This exhibition by the Colombian artist Carolina Caycedo (London, 1978) brings together a vast body of work that focuses on her research into social movements and community organisations opposing the construction of energy infrastructures, including large hydroelectric projects in various parts of the world. These organisational processes nurture and also produce ways of knowing that contradict the extractivist logics of the capitalist economy and governments that support these legally, organisationally and militarily. This long-term journey began in 2012 with the project Be Dammed and has led to the creation of a myriad of video, sculpture, installation, drawing, photography and performance works.

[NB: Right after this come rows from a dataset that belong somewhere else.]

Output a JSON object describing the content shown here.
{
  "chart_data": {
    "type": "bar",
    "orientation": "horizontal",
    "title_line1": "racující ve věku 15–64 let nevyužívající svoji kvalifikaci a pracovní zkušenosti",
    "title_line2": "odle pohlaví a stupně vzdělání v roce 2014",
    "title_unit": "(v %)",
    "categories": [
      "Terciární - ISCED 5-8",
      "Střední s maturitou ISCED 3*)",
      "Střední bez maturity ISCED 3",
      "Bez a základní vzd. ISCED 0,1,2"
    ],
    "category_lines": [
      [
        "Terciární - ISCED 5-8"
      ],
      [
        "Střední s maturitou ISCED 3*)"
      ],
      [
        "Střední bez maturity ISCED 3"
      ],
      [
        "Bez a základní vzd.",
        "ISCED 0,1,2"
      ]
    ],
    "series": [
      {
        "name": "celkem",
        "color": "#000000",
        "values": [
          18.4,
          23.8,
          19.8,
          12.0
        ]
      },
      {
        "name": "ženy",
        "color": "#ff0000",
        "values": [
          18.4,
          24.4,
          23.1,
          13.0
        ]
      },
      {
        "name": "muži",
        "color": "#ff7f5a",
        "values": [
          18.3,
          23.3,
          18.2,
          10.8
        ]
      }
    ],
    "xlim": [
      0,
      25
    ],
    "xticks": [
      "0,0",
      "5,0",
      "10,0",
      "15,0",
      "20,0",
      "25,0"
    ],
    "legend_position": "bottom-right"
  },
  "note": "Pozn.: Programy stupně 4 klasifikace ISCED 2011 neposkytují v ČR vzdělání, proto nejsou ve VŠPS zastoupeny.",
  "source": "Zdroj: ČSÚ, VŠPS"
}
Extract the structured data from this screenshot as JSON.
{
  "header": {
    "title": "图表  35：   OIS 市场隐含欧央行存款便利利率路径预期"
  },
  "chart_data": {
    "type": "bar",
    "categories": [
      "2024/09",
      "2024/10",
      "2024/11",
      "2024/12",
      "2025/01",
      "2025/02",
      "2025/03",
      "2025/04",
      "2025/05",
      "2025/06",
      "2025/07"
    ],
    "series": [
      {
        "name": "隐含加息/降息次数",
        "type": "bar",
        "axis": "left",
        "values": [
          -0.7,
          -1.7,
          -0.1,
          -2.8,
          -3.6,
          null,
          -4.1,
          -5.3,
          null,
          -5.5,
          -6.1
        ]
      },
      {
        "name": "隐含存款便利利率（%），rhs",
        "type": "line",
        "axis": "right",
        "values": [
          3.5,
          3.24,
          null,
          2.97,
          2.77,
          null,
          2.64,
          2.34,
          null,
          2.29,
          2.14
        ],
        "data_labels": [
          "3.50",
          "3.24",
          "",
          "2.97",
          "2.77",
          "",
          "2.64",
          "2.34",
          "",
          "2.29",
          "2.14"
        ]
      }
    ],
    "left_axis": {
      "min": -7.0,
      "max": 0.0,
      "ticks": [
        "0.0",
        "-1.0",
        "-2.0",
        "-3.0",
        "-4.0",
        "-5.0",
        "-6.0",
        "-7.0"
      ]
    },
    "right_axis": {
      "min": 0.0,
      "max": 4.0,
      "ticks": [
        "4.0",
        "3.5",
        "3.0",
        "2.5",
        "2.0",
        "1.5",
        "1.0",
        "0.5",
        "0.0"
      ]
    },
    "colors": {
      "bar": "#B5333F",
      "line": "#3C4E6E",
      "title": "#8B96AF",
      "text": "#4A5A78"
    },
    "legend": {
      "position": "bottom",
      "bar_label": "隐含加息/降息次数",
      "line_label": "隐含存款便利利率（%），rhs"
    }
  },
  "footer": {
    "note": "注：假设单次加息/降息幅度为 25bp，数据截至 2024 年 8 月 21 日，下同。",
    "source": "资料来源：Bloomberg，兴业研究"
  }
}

Caycedo explores different aspects of the struggles for environmental justice that imply critically rethinking the discourses that define water as a resource to serve humanity, based on the division between nature and culture created by modern thought, which implies a definition of humanity as separate from an environment that is viewed as domesticable and exploitable. Her work calls for a mutual understanding of the relationships between human and non-human beings and entities that inhabit the planet; a way of thinking shared by many indigenous peoples for whom the civilisational hierarchies of the West have led to a profound imbalance that today is referred to as climate change.
Land of Friends is the first European survey of Carolina Caycedo’s work, a co-production between the Baltic Centre for Contemporary Art; Artium Museoa, Museum of Contemporary Art of the Basque Country, and the Institut Valencià d’Art Modern (IVAM).
On the occasion of the opening, the museum hosted a performance and a guided tour.